SEC announces a one-year extension for foreign private issuers
Important Sarbanes-Oxley information for non-accelerated filers and foreign private issuers
The Securities and Exchange Commission announced March 2, 2005, that companies who are not required to file annual and quarterly reports on an accelerated basis (i.e. non-accelerated filers), as well as foreign private issuers filing annual reports on Form 20-F or 40-F, must now comply with the internal control over financial reporting requirements for their first fiscal year ending on or after July 15, 2006.
This represents a one-year extension from the previously established July 15, 2005, compliance date for non-accelerated filers and foreign private issuers. The SEC similarly extended the compliance date for these companies relating to requirements regarding evaluation of internal control over financial reporting and management certification requirements.

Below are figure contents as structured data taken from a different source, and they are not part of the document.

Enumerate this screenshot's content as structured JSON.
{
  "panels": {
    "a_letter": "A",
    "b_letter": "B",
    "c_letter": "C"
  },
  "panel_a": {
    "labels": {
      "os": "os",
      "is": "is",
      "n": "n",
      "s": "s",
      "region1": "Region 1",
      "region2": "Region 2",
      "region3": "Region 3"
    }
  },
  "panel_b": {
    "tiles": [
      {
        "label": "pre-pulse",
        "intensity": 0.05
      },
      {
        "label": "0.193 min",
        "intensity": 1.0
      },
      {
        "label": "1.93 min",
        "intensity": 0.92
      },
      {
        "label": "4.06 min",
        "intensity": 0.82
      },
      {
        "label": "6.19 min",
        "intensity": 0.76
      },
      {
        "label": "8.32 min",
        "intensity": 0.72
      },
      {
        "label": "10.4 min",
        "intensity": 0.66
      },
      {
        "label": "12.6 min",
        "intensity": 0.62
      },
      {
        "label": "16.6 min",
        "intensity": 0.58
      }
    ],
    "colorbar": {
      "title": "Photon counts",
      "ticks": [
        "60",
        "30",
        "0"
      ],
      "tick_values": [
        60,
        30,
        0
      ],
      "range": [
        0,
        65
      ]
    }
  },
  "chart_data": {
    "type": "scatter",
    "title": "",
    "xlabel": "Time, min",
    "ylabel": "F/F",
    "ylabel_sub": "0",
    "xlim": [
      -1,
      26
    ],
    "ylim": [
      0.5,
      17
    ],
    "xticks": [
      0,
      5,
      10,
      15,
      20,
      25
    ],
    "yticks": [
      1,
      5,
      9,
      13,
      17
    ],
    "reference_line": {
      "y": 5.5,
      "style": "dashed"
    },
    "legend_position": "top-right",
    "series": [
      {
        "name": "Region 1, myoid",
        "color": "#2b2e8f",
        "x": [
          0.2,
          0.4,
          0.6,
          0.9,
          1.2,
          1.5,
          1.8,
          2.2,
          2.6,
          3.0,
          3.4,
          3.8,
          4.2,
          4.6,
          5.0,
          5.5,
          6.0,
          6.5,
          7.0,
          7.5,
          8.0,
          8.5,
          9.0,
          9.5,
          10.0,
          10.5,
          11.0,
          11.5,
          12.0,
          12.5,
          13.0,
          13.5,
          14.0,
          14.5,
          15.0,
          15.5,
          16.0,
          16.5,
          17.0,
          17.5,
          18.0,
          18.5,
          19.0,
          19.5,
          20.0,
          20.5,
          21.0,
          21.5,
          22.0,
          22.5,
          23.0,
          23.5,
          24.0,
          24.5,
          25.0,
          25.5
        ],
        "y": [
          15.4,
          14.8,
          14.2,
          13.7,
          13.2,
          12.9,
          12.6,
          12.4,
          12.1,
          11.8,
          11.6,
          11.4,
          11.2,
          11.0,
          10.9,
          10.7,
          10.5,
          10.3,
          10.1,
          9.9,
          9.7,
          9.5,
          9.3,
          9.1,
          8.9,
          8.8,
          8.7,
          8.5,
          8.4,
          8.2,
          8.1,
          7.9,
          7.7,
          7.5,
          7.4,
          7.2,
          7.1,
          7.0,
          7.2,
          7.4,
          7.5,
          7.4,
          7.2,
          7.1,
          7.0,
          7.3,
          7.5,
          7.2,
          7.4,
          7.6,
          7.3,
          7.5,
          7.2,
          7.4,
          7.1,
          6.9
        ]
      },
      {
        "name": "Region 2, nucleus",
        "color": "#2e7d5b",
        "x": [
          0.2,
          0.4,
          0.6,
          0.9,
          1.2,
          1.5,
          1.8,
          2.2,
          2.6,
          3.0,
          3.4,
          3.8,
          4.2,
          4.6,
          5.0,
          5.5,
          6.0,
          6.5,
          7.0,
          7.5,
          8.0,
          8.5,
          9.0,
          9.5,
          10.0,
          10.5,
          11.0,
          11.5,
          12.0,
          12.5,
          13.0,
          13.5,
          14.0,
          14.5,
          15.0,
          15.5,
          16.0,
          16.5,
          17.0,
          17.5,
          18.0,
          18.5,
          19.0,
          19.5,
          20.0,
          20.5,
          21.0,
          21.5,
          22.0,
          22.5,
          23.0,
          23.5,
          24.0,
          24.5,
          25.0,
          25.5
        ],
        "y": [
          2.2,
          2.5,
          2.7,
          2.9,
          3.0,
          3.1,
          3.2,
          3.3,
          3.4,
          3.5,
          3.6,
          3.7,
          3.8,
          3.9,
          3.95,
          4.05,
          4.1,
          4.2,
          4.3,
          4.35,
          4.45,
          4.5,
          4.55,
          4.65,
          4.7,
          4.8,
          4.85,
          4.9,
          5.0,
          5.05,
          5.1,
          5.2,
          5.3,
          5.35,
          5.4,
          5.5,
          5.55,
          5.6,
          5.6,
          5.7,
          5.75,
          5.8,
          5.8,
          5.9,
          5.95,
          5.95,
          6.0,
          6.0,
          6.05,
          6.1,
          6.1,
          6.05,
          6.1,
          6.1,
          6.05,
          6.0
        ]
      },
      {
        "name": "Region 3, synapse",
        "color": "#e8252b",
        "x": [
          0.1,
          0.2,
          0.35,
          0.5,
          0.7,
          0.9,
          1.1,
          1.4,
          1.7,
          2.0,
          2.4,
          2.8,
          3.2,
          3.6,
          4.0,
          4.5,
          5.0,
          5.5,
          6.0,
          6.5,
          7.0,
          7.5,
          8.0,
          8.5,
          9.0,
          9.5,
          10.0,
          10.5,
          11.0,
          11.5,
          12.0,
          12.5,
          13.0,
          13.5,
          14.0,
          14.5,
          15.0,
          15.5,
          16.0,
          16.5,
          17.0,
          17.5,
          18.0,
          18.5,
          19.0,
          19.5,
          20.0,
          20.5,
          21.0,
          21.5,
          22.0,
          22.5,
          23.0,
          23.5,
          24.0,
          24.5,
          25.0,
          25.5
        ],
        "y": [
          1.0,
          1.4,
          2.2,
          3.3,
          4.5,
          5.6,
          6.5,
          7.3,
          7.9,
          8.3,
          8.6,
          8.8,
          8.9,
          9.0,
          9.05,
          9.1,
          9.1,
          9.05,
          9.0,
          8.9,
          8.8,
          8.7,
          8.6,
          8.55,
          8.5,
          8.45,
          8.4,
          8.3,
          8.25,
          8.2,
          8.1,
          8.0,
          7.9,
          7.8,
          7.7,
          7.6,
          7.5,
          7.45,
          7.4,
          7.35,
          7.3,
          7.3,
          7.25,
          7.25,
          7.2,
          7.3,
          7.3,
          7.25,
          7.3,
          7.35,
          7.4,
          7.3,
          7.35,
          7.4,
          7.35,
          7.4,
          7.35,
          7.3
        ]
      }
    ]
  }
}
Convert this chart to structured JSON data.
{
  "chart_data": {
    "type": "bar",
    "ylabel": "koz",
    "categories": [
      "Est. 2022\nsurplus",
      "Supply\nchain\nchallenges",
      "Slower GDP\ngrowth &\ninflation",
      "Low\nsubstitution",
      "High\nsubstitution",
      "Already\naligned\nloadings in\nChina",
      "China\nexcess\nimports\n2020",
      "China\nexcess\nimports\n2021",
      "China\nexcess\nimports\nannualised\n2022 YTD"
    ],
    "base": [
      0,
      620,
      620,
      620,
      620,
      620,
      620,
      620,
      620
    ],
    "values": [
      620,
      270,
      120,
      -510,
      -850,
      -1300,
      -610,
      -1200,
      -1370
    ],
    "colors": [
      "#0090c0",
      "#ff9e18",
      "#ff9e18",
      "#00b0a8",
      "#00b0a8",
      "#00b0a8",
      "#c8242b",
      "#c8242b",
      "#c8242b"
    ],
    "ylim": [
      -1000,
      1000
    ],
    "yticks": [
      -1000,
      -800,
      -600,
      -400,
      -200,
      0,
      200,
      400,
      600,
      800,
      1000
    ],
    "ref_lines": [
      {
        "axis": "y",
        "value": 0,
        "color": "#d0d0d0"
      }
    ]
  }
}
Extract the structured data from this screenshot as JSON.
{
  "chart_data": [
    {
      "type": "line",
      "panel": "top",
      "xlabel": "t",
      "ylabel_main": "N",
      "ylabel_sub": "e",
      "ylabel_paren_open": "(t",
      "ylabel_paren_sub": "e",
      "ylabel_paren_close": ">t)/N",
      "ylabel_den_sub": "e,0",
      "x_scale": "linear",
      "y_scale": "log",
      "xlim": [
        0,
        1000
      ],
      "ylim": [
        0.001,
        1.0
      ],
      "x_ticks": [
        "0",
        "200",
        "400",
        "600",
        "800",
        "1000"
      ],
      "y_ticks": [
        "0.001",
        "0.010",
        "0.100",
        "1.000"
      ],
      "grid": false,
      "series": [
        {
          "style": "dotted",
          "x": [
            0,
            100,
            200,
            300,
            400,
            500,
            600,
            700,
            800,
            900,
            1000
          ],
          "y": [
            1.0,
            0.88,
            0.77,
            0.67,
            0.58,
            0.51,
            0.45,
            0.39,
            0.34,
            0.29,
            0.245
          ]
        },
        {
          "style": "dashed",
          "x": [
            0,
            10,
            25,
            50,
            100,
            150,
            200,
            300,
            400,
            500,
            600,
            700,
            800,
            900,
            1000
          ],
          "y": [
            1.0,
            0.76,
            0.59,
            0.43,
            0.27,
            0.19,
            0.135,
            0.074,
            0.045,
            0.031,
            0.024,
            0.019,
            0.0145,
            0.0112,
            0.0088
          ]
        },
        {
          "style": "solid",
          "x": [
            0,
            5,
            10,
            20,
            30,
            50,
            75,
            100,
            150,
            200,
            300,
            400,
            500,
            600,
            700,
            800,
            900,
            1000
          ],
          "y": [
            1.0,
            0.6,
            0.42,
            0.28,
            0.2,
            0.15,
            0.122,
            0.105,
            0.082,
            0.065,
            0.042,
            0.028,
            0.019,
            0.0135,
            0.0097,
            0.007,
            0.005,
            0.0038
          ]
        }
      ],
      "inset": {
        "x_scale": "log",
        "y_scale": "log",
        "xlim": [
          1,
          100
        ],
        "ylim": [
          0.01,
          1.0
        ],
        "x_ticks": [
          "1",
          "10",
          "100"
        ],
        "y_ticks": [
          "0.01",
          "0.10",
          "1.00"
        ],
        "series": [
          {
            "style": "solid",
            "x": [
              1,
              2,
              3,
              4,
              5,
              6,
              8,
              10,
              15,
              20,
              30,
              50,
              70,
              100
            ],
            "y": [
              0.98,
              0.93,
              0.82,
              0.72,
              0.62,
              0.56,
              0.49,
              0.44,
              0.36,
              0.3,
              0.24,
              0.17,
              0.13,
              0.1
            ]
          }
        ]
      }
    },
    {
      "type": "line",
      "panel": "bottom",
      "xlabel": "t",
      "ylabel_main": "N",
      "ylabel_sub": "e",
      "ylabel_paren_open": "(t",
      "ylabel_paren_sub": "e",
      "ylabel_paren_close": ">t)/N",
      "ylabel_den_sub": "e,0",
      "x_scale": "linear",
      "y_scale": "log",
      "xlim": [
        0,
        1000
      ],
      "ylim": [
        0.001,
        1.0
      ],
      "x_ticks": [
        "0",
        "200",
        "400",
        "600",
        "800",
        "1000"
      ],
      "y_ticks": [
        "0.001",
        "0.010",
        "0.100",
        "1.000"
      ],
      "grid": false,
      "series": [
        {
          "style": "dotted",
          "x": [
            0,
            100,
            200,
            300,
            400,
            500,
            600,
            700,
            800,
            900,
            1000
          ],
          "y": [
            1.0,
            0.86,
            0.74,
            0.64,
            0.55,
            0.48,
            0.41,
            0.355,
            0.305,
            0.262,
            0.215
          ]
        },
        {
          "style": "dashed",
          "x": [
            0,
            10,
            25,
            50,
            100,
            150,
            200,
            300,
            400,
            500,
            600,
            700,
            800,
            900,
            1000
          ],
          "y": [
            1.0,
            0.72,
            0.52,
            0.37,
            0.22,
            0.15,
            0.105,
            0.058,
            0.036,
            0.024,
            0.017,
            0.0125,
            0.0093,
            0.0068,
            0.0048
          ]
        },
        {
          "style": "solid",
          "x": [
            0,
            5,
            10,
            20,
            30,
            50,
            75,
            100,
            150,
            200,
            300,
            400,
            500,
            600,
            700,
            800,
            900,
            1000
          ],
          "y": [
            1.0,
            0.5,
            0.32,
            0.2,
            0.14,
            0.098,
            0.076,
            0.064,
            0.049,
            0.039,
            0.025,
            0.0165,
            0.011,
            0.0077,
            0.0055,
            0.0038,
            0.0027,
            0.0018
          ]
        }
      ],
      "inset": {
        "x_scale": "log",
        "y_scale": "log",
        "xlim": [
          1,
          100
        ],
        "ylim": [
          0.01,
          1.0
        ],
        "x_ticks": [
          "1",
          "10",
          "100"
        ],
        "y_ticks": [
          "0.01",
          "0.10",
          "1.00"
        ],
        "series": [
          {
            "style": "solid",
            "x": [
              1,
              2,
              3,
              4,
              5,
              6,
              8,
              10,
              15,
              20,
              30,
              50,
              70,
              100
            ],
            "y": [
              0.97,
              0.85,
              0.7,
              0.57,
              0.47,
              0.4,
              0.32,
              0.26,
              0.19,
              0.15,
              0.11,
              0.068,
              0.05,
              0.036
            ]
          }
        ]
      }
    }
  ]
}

According to Dan Halpern head of Deloitte Brightman Almagor’s ERS Group, "it is not worthwhile for companies to halt any Sarbanes-Oxley Readiness progress they have made. It is recommended that they complete the efforts they have begun, in order for their Independent Auditors perform a "dry run" internal control assessment on the 2005 Financial Statements". "Furthermore," adds Halpern, "companies that pro-actively implement the law's requirements will enjoy other business benefits, as many companies have revealed that their Sarbanes-Oxley Readiness projects have helped them improve the overall efficiency and effectiveness of their company's business processes."